C. Crack an Interview
After learning all the required skills, now it’s time to upgrade yourself for the industries. Start applying for data engineering jobs on different job portals or look into the recruitment drives of companies. Before every interview brush up on your skills to crack the interview. Don’t forget to go through reasoning, verbal, and analytical skills. You can learn these skills through online platforms. Try to give mock interviews to prepare yourself for the final interview.
3. Keep Learning
Once you land a job, you will realize that data engineering is an evolving career. However, you should remember that your learning does not stop here. It is important to constantly learn and grow while working with data. Languages change all the time and to keep growing as a data engineer you will need to follow these developments closely. Become a part of a community or create one that specializes in data engineering and related skills, this way everyone in the community can bring their insights and keep honing their skills.
Why should you consider data engineering as a career option?

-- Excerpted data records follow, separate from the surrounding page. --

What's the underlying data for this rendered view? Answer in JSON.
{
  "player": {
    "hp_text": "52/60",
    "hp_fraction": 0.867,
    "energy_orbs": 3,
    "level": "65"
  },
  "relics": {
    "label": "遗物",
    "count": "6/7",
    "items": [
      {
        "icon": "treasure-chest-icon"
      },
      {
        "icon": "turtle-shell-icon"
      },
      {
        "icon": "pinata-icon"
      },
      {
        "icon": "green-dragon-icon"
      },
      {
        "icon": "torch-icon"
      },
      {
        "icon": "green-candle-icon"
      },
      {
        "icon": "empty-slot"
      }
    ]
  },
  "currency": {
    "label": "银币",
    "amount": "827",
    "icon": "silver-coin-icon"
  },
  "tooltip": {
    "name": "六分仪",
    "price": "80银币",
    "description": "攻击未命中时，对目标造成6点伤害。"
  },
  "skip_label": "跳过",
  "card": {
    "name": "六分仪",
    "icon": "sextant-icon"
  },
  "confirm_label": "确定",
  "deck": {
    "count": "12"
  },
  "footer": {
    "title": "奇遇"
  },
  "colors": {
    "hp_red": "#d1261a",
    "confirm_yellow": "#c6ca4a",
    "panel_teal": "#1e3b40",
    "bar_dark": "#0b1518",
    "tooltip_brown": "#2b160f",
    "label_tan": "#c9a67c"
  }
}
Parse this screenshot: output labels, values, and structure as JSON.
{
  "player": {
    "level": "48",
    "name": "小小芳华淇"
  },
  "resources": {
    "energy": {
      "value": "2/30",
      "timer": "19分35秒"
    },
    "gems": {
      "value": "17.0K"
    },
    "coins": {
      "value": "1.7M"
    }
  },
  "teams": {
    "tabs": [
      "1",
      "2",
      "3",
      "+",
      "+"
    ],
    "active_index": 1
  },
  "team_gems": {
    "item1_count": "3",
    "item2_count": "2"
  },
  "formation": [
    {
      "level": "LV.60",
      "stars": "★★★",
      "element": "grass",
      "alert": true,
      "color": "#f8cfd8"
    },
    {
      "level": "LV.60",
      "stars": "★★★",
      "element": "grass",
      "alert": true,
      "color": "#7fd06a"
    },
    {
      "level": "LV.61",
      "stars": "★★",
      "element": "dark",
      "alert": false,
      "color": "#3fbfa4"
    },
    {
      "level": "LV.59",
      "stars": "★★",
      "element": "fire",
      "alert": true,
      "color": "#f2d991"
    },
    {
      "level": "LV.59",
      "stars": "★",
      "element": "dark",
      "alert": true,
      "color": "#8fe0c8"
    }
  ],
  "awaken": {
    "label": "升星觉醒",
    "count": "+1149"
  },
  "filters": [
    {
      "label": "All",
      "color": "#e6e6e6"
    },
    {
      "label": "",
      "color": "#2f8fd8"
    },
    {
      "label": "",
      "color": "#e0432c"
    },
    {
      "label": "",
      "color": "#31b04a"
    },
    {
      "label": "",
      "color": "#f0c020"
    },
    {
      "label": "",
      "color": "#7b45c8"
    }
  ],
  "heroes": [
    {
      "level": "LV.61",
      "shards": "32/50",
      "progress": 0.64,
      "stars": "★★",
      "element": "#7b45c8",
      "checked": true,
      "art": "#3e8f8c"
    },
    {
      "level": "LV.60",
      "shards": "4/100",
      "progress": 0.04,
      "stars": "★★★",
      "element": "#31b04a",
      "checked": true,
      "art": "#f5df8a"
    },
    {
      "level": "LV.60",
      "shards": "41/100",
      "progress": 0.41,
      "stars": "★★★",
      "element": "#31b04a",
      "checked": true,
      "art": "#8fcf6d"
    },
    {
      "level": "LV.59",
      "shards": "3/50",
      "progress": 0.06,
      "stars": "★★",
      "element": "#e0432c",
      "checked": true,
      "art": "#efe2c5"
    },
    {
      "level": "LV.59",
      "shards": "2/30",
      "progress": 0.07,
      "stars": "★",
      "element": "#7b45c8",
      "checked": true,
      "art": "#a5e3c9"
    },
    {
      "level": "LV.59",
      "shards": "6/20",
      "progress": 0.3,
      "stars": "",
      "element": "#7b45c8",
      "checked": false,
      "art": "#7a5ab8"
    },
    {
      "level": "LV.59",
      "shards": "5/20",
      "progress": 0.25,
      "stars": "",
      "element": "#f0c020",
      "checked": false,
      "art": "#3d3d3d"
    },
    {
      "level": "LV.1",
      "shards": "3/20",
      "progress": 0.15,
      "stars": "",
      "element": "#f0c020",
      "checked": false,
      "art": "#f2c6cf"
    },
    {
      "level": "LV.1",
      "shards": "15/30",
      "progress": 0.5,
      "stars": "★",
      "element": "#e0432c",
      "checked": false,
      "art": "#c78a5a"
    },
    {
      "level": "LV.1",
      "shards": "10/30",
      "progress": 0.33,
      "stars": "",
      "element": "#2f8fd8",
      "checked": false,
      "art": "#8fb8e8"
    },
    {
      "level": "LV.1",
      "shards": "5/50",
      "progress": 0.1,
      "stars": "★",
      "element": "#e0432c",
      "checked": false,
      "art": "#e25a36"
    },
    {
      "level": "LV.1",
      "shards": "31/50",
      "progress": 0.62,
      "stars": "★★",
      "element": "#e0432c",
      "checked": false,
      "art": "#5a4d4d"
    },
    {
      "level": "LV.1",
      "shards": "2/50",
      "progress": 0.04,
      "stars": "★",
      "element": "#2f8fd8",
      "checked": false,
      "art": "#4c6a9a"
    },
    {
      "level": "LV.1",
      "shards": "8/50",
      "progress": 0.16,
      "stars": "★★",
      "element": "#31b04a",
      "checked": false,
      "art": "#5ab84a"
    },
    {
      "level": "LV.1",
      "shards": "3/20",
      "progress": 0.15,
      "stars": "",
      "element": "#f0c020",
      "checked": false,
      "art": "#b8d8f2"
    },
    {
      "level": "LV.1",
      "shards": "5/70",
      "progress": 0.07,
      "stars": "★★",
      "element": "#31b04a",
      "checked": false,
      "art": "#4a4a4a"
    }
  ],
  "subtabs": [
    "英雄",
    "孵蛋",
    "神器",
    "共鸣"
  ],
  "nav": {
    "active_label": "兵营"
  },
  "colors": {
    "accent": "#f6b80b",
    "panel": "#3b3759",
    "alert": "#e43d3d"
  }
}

Everything and everyone is going digital, every business be it small or large depends on data, without at times realizing that what they are using is data. Imagine a large cosmetics company running a survey to know whether their customers have seen any changes after using the company’s products, or just a review survey. Now the responses collected are in highly unorganized form using which one probably can’t draw conclusions. This is where a data engineer steps in. The data engineer will use algorithms to transform this raw dataset into a more useful dataset, which can be analyzed by the business analysts to draw conclusions.

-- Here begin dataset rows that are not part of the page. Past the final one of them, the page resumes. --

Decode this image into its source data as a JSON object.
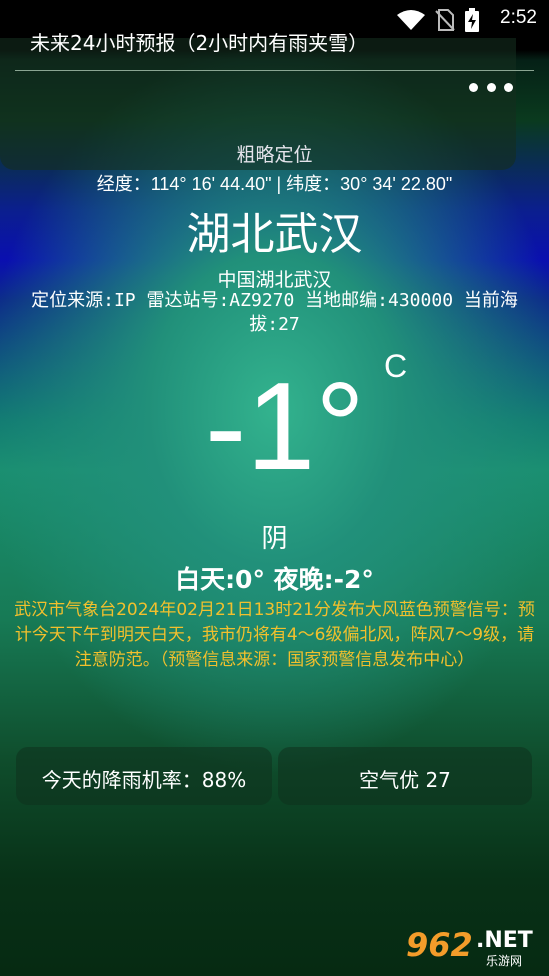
{
  "status": {
    "time": "2:52"
  },
  "location": {
    "mode": "粗略定位",
    "coords": "经度：114° 16' 44.40\" | 纬度：30° 34' 22.80\"",
    "city": "湖北武汉",
    "region": "中国湖北武汉",
    "details": "定位来源:IP 雷达站号:AZ9270 当地邮编:430000 当前海拔:27"
  },
  "weather": {
    "temperature": "-1°",
    "unit": "C",
    "condition": "阴",
    "range": "白天:0° 夜晚:-2°",
    "warning": "武汉市气象台2024年02月21日13时21分发布大风蓝色预警信号：预计今天下午到明天白天，我市仍将有4～6级偏北风，阵风7～9级，请注意防范。（预警信息来源：国家预警信息发布中心）"
  },
  "cards": {
    "rain": "今天的降雨机率：88%",
    "air": "空气优 27"
  },
  "forecast": {
    "title": "未来24小时预报（2小时内有雨夹雪）"
  },
  "watermark": {
    "num": "962",
    "net": ".NET",
    "cn": "乐游网"
  }
}
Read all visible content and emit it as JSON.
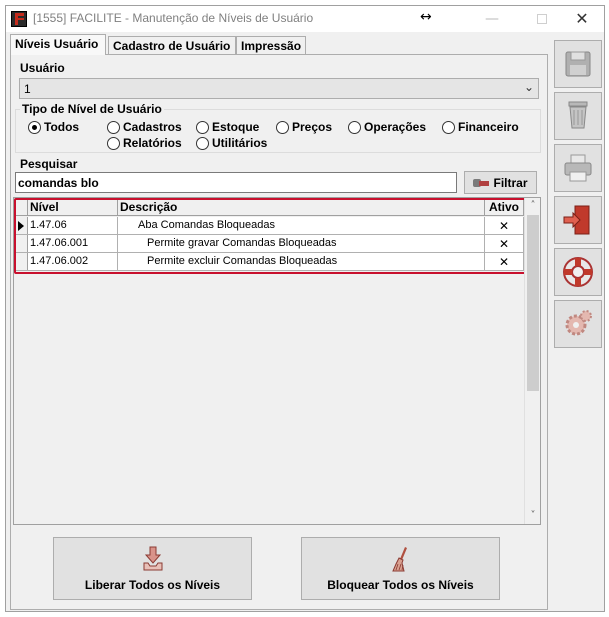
{
  "window": {
    "title": "[1555] FACILITE - Manutenção de Níveis de Usuário",
    "minimize_glyph": "—",
    "close_glyph": "✕",
    "resize_glyph": "↔"
  },
  "tabs": [
    {
      "label": "Níveis Usuário",
      "active": true
    },
    {
      "label": "Cadastro de Usuário",
      "active": false
    },
    {
      "label": "Impressão",
      "active": false
    }
  ],
  "usuario": {
    "label": "Usuário",
    "selected": "1",
    "chevron": "⌄"
  },
  "tipo_nivel": {
    "legend": "Tipo de Nível de Usuário",
    "options": [
      {
        "label": "Todos",
        "checked": true
      },
      {
        "label": "Cadastros",
        "checked": false
      },
      {
        "label": "Estoque",
        "checked": false
      },
      {
        "label": "Preços",
        "checked": false
      },
      {
        "label": "Operações",
        "checked": false
      },
      {
        "label": "Financeiro",
        "checked": false
      },
      {
        "label": "Relatórios",
        "checked": false
      },
      {
        "label": "Utilitários",
        "checked": false
      }
    ]
  },
  "pesquisar": {
    "label": "Pesquisar",
    "value": "comandas blo",
    "button_label": "Filtrar"
  },
  "grid": {
    "columns": [
      "Nível",
      "Descrição",
      "Ativo"
    ],
    "rows": [
      {
        "nivel": "1.47.06",
        "descricao": "Aba Comandas Bloqueadas",
        "ativo": "✕",
        "selected": true
      },
      {
        "nivel": "1.47.06.001",
        "descricao": "Permite gravar Comandas Bloqueadas",
        "ativo": "✕",
        "selected": false
      },
      {
        "nivel": "1.47.06.002",
        "descricao": "Permite excluir Comandas Bloqueadas",
        "ativo": "✕",
        "selected": false
      }
    ],
    "highlight_color": "#c8102e",
    "scroll_up_glyph": "˄",
    "scroll_down_glyph": "˅"
  },
  "actions": {
    "liberar_label": "Liberar Todos os Níveis",
    "bloquear_label": "Bloquear Todos os Níveis"
  },
  "toolbar_icons": [
    "save-icon",
    "trash-icon",
    "printer-icon",
    "exit-icon",
    "help-lifebuoy-icon",
    "settings-gear-icon"
  ]
}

And it’s not just cosmetics companies, companies of all sizes and different industries rely heavily on data to draw conclusions, formulate product and marketing strategies, analyze customer behavior, etc. And where there is data, there has to be a data engineer! Still not convinced? Going forward, the use of data is only going to increase. Data engineering was also one of the top trending jobs in 2019, according to LinkedIn. Along with the high demand in the market, data engineering is a job that offers both growth and challenges. It involves the use of technology and problem-solving skills to develop working data models and manage databases.
Summing it Up:
Data engineering refers to managing and storing data. In today’s modern era data is like the fuel for every industry. Managing such a huge amount of data is a hectic process. Data engineers make it easy for industries to manage their data properly. Knowing the required skills like coding, data storage, cloud storage, etc. makes it easy for you to get a job in this field. Getting a proper certificate will boost your profile to the top. Managing your portfolio with good projects will highlight your resume. Having extra skills like reasoning, verbal and analytical, etc. will help you land a job in top companies. Hopefully, this article will answer all your queries related to data engineering and have given you a fair idea of how to become a data engineer!